What’s your proudest moment as a lawyer? I handled a pro bono merger of two synagogues, a very rare occurrence. We achieved the goals of most of the members and the surplus real estate benefited a school. It was a win-win for everyone. A news article showed a chessboard with all the right moves made by all sides.

What other career path might you have chosen? From time to time I have thought about being a wealth advisor or maybe a development officer for a charity.

Favorite app: Waze, an interactive GPS navigation program. It saved me from getting stuck in traffic many times.

Favorite music: Ethnic music of other countries, classical music and jazz.

What is your most treasured material possession? I have rendered some photos from my travels as watercolors. I have a small collection of “the best of the best.” They make people smile.
What’s the most awe-inspiring place you’ve ever been? Walking on Perrito Mereno glacier in Southern Argentina. We had to walk over crevasses. I kept telling myself to just take one step at a time and not think about what would happen if I slipped.

What’s one thing you would like to learn to do? Play a musical instrument. I may try the clarinet in retirement.

What’s the best advice you ever received? “Don’t take your spouse for granted.”

What is your motto?
“Be careful with your work. You can rush to get it out, but your client will have an eternity to contemplate it.”

What is the most unusual thing you have done?
Meeting my wife when I was working in Brussels, getting engaged 10 days later, married 6 weeks later (42 years ago). When asked by my future mother-in-law if we knew each other well enough after 10 days, I acknowledged we did not. But we felt it was right, and we agreed to negotiate differences rather than litigate them.

Tell us about your books:? I have co-authored two legal guides for laymen. “The Executor’s Companion,” at carobtreepress.com, is a plain-English guide to settling a Michigan estate. It’s like a bedside companion for someone who has suffered a loss, but is also used by people to get their kids thinking about eventually settling an estate. The second is “Who Will Care When You’re Not There? Estate Planning for Pet Owners,” available on Amazon. This is an important issue, and a huge problem for those who don’t have family, or who have animals such as horses or parrots that are difficult to care for and live a long time. 

What do you do to relax?
I love to cook, travel internationally (I have family and a client in Europe and go there frequently), and I have always been an amateur photographer. I also am writing a novel, but while that’s fun it is not relaxing.

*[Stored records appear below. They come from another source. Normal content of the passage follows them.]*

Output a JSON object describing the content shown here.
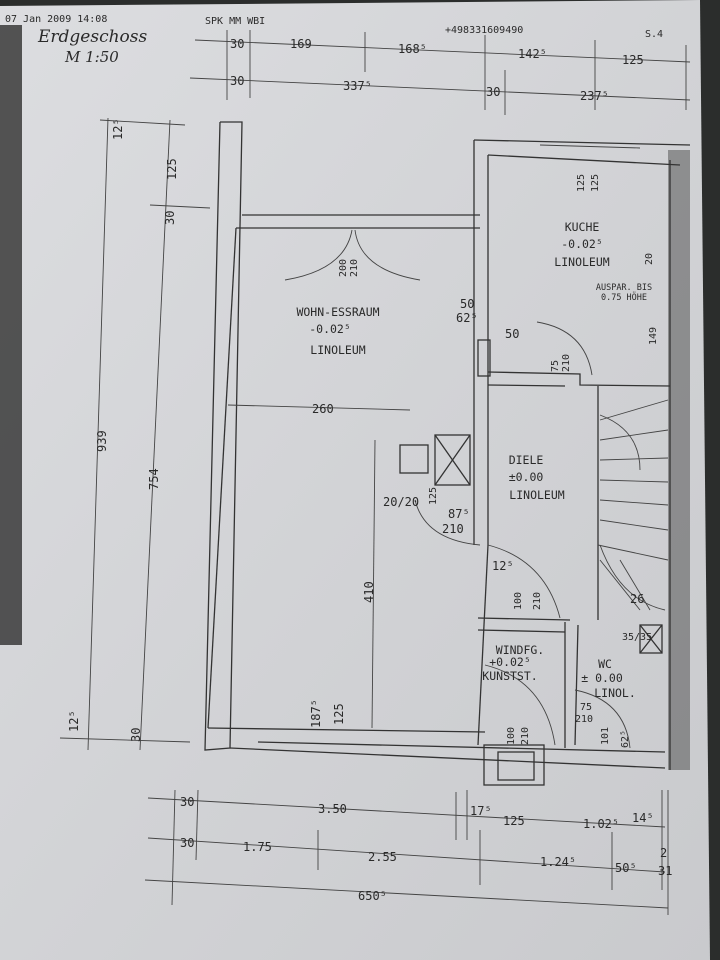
{
  "header": {
    "fax_datetime": "07 Jan 2009 14:08",
    "sender": "SPK MM WBI",
    "phone": "+498331609490",
    "page": "S.4"
  },
  "title": {
    "floor": "Erdgeschoss",
    "scale": "M 1:50"
  },
  "dimensions": {
    "top_row1": [
      "30",
      "169",
      "168⁵",
      "142⁵",
      "125"
    ],
    "top_row2": [
      "30",
      "337⁵",
      "30",
      "237⁵"
    ],
    "left": [
      "12⁵",
      "125",
      "30",
      "939",
      "754",
      "12⁵",
      "30"
    ],
    "bottom_row1": [
      "30",
      "3.50",
      "17⁵",
      "125",
      "1.02⁵",
      "14⁵"
    ],
    "bottom_row2": [
      "30",
      "1.75",
      "2.55",
      "1.24⁵",
      "50⁵",
      "2",
      "31"
    ],
    "total_width": "650⁵",
    "interior": {
      "wohn_width": "260",
      "wohn_height": "410",
      "window_bottom": [
        "187⁵",
        "125"
      ],
      "door_wohn": [
        "200",
        "210"
      ],
      "niche": [
        "50",
        "62⁵"
      ],
      "kueche_offset": "50",
      "door_kueche": [
        "75",
        "210"
      ],
      "kueche_window": [
        "125",
        "125"
      ],
      "kueche_right": [
        "20",
        "149"
      ],
      "chimney": [
        "20/20",
        "125"
      ],
      "door_diele": [
        "87⁵",
        "210"
      ],
      "door_windfang": [
        "12⁵",
        "100",
        "210"
      ],
      "stair": "26",
      "shaft": "35/35",
      "door_wc": [
        "75",
        "210"
      ],
      "wc_window": [
        "101",
        "62⁵"
      ],
      "entrance": [
        "100",
        "210"
      ]
    }
  },
  "rooms": {
    "wohn": {
      "name": "WOHN-ESSRAUM",
      "level": "-0.02⁵",
      "floor": "LINOLEUM"
    },
    "kueche": {
      "name": "KUCHE",
      "level": "-0.02⁵",
      "floor": "LINOLEUM",
      "note1": "AUSPAR. BIS",
      "note2": "0.75 HÖHE"
    },
    "diele": {
      "name": "DIELE",
      "level": "±0.00",
      "floor": "LINOLEUM"
    },
    "windfang": {
      "name": "WINDFG.",
      "level": "+0.02⁵",
      "floor": "KUNSTST."
    },
    "wc": {
      "name": "WC",
      "level": "± 0.00",
      "floor": "LINOL."
    }
  }
}
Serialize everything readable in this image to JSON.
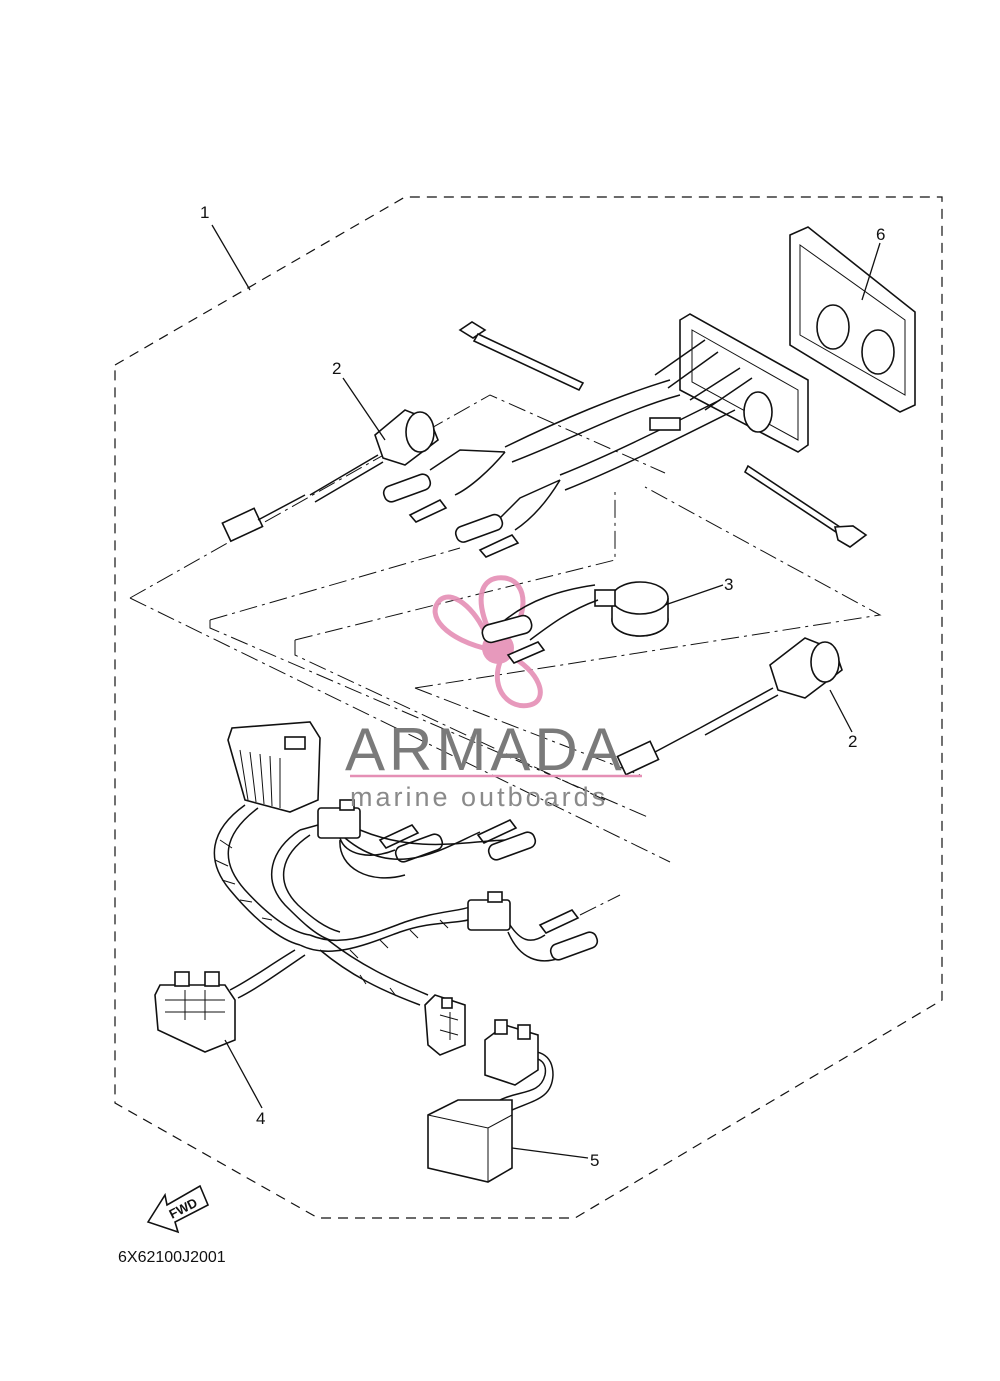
{
  "callouts": [
    {
      "id": "callout-1",
      "text": "1"
    },
    {
      "id": "callout-2a",
      "text": "2"
    },
    {
      "id": "callout-6",
      "text": "6"
    },
    {
      "id": "callout-3",
      "text": "3"
    },
    {
      "id": "callout-2b",
      "text": "2"
    },
    {
      "id": "callout-4",
      "text": "4"
    },
    {
      "id": "callout-5",
      "text": "5"
    }
  ],
  "watermark": {
    "brand": "ARMADA",
    "tagline": "marine outboards",
    "icon": "propeller-logo-icon",
    "accent_color": "#e58fb5",
    "text_color": "#7a7a7a"
  },
  "direction_marker": {
    "text": "FWD",
    "icon": "fwd-arrow-icon"
  },
  "diagram_code": "6X62100J2001"
}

Your novel is inspired by actual events? I practiced international law for five years in Brussels. One client was an Argentine banker whose charter jet crashed in Mexico. His remains were identified, cremated, and within weeks all the banks in his group worldwide failed. Millions of dollars were missing. There was speculation he wasn’t in the plane, that it was a set-up. The novel is inspired by this event and is an international legal thriller with political overtones. But to be clear, I don’t know where the money is! The first draft is almost done. I will probably self-publish as an e-book.

What is something most people don’t know about you? In 2010 I interviewed a former colonel from the Argentine dictatorship of the 1970s, who justified why they “disappeared” somewhere between 8,000 (his estimate) and 30,000 people (the figure advanced by the opposition) “to save the nation.” Trials, he said, were not necessary. “We had information. They were rebels, they were guilty, and we killed them.” This incident plays into my novel.

What’s your favorite law-related TV show, movie, and/or book?
I read legal thrillers by John Grisham and Lisa Scottoline, but mostly to encourage myself to finish my own legal thriller.